Iraq will prosecute 13 French citizens captured while fighting for the ISIS terrorist group in Syria, announced Iraqi President Barham Salih on Monday.
Speaking at a news conference in Paris with French President Emmanuel Macron, he added that the fighters, who were turned over to Iraq after being seized by Syrian Kurdish forces, "will be judged according to Iraqi law.”
"Those who have engaged in crimes against Iraq and Iraqi installations and personnel, we are definitely seeking them and seeking their trial in Iraqi courts," he said.
An Iraqi government source in Baghdad had told AFP earlier Monday that 14 French fighters had been brought to Iraq by the US-backed forces trying to dislodge ISIS extremists from their last bastion in Syria.
France has long maintained that any of its nationals caught in Syria or Iraq should be tried locally, a stance which critics say could leave them facing the death penalty, which is outlawed in France.
Macron reiterated this position Monday, saying that "it is up to the authorities of these countries to decide, sovereignty, if they will be tried there."
"These people are entitled to benefit from our consular protection, and our diplomatic service will be mobilized," he added.
Macron also said he would visit Iraq in the coming months, after France announced in January that it would provide one billion euros ($1.1 billion) in reconstruction funds for the war-ravaged country.

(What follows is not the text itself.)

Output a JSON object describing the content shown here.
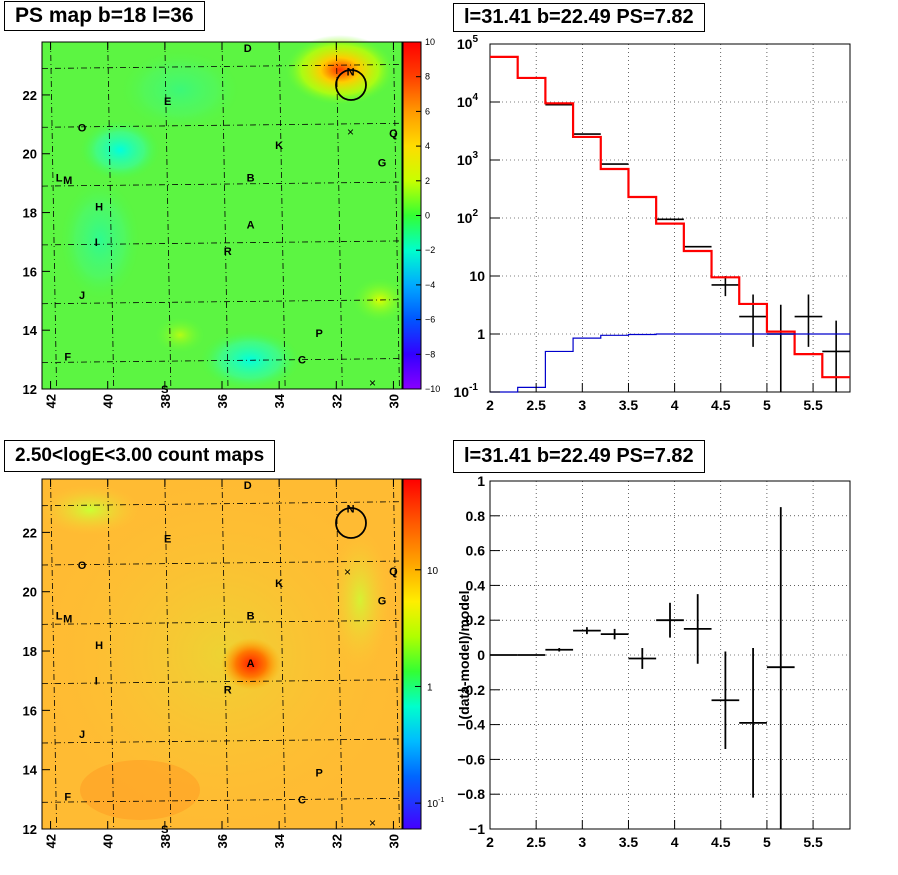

Two years after declaring victory against ISIS, the terrorist group appears to be regrouping to wage an insurgency in Iraq.
US and Iraqi officials warned last week that extremists facing defeat in Syria are slipping across the border into Iraq, where they are destabilizing the country's fragile security.
Hundreds — likely more than 1,000 — militants have crossed the open, desert border in the past six months, defying a massive operation by US, Kurdish, and allied forces to stamp out the remnants of the group in eastern Syria.
In recent months, the group has carried out kidnappings, assassinations and roadside ambushes in Iraq aimed at intimidating the local population and financing the group's extortion rackets.